I specifically remember running up to the pile of fighting bodies right next to Juan and pulling a body off the pile and flinging it. The second body I grabbed out of the pile was heavy as hell lol. He was probably about 5 foot 6 to my 5 foot 3. And around 220 lbs to my then about 130. In flinging him he grabbed me and just as I turned to punch him in his fat supreme face we hit the concrete. We landed on the ramp and rolled down the whole thing all the way to the bottom. As soon as we got to the bottom we both jumped up with fist up and ready. He looked at me for the first time. (Its hard to get a good look at someone rolling at 45 degrees down an embankment with your fist planted in their face) And like... burst into some kind of fit, tears, guilt, sooo sorry he didnt know I was a chick when I grabbed him, and besides, I was so little how did I even manage that?? "Anger" And then sorry for that, he didnt know what came over him but such and such guy was his friend and he seen him in the pile so he jumped in etc etc blah BLAH. By this time the fight had been broke up and people were actually standing around me, my friends were showing up and scaring the literal fuck out of this guy. I guess he thought all those guys with green hair and mohawks raking the rafters were going to do something. All they were doing was the same thing I was doing, feeling disgust and annoyance at the situation.

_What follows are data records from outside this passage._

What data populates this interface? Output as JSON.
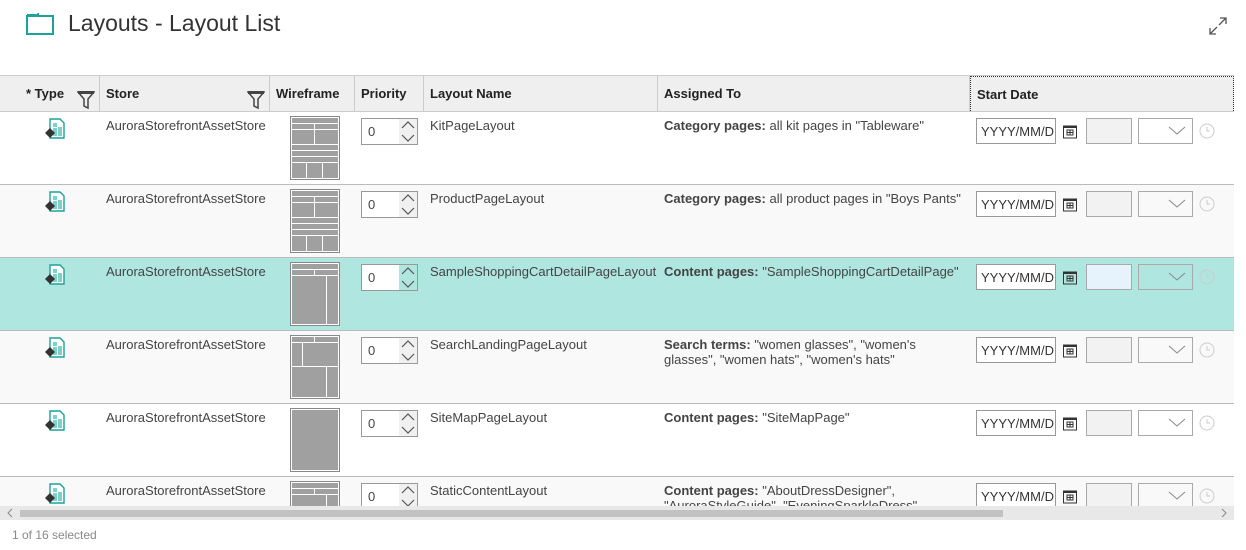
{
  "header": {
    "title": "Layouts - Layout List",
    "icon": "folder-icon",
    "accent": "#1aa39a"
  },
  "columns": [
    "* Type",
    "Store",
    "Wireframe",
    "Priority",
    "Layout Name",
    "Assigned To",
    "Start Date"
  ],
  "rows": [
    {
      "store": "AuroraStorefrontAssetStore",
      "wireframe": "a",
      "priority": "0",
      "name": "KitPageLayout",
      "assign_label": "Category pages:",
      "assign_value": " all kit pages in \"Tableware\"",
      "date_placeholder": "YYYY/MM/DD",
      "selected": false
    },
    {
      "store": "AuroraStorefrontAssetStore",
      "wireframe": "a",
      "priority": "0",
      "name": "ProductPageLayout",
      "assign_label": "Category pages:",
      "assign_value": " all product pages in \"Boys Pants\"",
      "date_placeholder": "YYYY/MM/DD",
      "selected": false
    },
    {
      "store": "AuroraStorefrontAssetStore",
      "wireframe": "b",
      "priority": "0",
      "name": "SampleShoppingCartDetailPageLayout",
      "assign_label": "Content pages:",
      "assign_value": " \"SampleShoppingCartDetailPage\"",
      "date_placeholder": "YYYY/MM/DD",
      "selected": true
    },
    {
      "store": "AuroraStorefrontAssetStore",
      "wireframe": "c",
      "priority": "0",
      "name": "SearchLandingPageLayout",
      "assign_label": "Search terms:",
      "assign_value": " \"women glasses\", \"women's glasses\", \"women hats\", \"women's hats\"",
      "date_placeholder": "YYYY/MM/DD",
      "selected": false
    },
    {
      "store": "AuroraStorefrontAssetStore",
      "wireframe": "d",
      "priority": "0",
      "name": "SiteMapPageLayout",
      "assign_label": "Content pages:",
      "assign_value": " \"SiteMapPage\"",
      "date_placeholder": "YYYY/MM/DD",
      "selected": false
    },
    {
      "store": "AuroraStorefrontAssetStore",
      "wireframe": "b",
      "priority": "0",
      "name": "StaticContentLayout",
      "assign_label": "Content pages:",
      "assign_value": " \"AboutDressDesigner\", \"AuroraStyleGuide\", \"EveningSparkleDress\"",
      "date_placeholder": "YYYY/MM/DD",
      "selected": false
    }
  ],
  "footer": {
    "status": "1 of 16 selected"
  },
  "colors": {
    "selected_row": "#b0e6e0",
    "header_bg": "#efefef"
  }
}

I remember looking around while he was still babbling at me, no idea what his name ever was that big guy I rolled down the ramp with, but I was looking for someone. Sugar Ray. He was still here, standing back up near where they rolled him. I walked away from babbleguy and straight up to Sugar Ray. It was ultra rare for me in my life then to be the first to speak, the be the one to take the time, but I took it then. I told him I was sorry for what they did to him. I told him what I had thought about a minute or two before that shit got started. That if he had the balls to be here, then no one here had the right to try and change that. I believe I asked him not to leave, or at least that minute, while people were watching him and wanting him to. I remember him grabbing me and giving me a hug and us laughing about something while all my friends, all those strangers just watched. I guess most people dont see other people like I do. Perhaps I do have some sense or extra gift but in all honesty and before the loss of any friends or much tragedy had touched my life I always knew. I always recognized "special" people. Those who were different. Thought outside of the box. And I always knew that those who didnt fall to or follow organization or order were the ones to pay attention to. The brainwashed are on their own.

Knowing all of this, knowing how special Steve was too. Knowing that even Billy was special to those who loved him, I learned a lot of hardcore lessons within Steves death that ugly May. Im sure things still touch me because I learned to remove the faceless clutter from pain. That night in May 3 guys died, my friend Steve was one of them. But they all had faces. I know I should have learned a bit about Geoffrey too. I believe thats how his name was spelled. Geoff Pelton. Georges son. George does commercials on local T.V. here now about the accident. How "his son" died because of a drunk driver. True enough. But so did my friend. And Sugar Ray lived. What about him? That commercial. I still see it often. He does new ones etc. Makes Steve faceless and I hate that. I loath it. Maybe Ill get the chance to let Mr. Pelton know one day. I understand his pain no doubt. But I never stole the faces and identities of those boys in the other car.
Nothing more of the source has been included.